Tooting, My Tooting
A Memory of Tooting.
I moved to Mitcham Road, Tooting, near Amen Corner and next to St Boniface Church, from Putney at the age of five. The year was 1947. The maisonette we lived in was above a perfume factory, it’s now an Indian restaurant called Rayyans, I believe. I attended Ensham Infants. Later I went to Franciscan Road School where I returned to teach many years later. Although I was christened Keith I was called Kit by many because that was my dad’s nickname, subsequently I changed my name to Kit by deed poll.
My brother Rod and I played out in Bickersteth Road with Kenny Hadnut (sadly passed away when he was only thirty years old) and Dickie LeClerc (emigrated to Australia under the assisted passage scheme when he was seventeen) plus many other boys. As a teenager I knocked around with a gang in Colliers Wood ‘rec’. Happy, happy days!

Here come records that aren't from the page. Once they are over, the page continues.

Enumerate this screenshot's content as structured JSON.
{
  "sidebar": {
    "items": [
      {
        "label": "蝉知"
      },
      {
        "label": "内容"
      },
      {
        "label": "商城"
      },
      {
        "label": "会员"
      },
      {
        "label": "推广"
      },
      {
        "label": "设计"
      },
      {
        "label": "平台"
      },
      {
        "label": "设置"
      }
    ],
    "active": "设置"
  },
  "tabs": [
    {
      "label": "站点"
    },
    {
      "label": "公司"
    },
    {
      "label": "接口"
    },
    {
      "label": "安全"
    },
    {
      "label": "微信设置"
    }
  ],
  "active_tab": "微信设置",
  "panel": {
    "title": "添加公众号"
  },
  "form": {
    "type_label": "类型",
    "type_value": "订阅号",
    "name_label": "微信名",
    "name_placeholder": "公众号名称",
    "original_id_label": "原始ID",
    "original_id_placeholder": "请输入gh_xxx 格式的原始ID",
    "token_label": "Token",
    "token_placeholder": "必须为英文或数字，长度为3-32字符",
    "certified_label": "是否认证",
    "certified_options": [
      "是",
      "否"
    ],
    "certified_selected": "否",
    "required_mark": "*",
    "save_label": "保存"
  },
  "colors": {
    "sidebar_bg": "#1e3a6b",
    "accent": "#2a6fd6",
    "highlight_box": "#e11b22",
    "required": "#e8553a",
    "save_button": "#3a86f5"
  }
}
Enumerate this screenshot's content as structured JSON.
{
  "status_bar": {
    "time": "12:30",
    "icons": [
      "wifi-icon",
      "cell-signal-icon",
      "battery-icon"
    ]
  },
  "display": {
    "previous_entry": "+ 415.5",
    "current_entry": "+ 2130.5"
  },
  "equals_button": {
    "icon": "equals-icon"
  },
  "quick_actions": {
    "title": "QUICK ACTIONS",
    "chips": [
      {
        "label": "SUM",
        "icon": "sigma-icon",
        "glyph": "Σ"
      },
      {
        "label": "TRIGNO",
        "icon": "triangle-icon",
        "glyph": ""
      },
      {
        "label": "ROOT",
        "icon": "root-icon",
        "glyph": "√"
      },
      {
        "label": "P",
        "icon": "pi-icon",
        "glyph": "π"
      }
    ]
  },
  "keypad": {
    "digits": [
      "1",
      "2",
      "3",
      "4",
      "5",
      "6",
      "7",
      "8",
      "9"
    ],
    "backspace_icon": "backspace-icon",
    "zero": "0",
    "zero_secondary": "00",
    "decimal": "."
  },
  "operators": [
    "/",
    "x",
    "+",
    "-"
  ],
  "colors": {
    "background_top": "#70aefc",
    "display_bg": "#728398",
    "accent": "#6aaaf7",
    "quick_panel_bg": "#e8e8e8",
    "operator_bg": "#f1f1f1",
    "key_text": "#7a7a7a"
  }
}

It was very strange returning to Franciscan Road School to teach in the very classroom where I had spent happy years being taught by Nelson Taylor – he came back from Canada for a visit to the school one day and I met him, Mr Coombes (my old headmaster) and the violin teacher Mr Lewis came too. Mr Mooney (who taught my brother) was still teaching at the school.
‘Nel’ Taylor was instrumental in imparting a life long love of music to me, I learnt to read music, play the recorder and, as a teenager in the Sea Cadets, to play the cornet in the band. I remember playing recorder in a huge concert at The Central Hall. I owe a great deal to him and was saddened to learn that he died of a brain tumour not so long after his visit.
My education continued at Battersea Grammar, I walked the two miles or so there and back to school across Tooting Common in all weathers, usually with my friend John Lamoon. Afterwards, I attended St Martin’s School of Art, worked in London then all over Europe, trained at Furzedown College of Education, taught for a while, then went into television programme making. I am now retired and live in South West France. Curiously an ex-Tooting chap lives in a village near here. He is called Norman Ashbee and he was a butcher for thirty years at the Co-op in Tooting Junction. He plays guitar and sings at our local bistrot from time to time. His ‘Be-bop-a lula’ has got to be seen to be believed!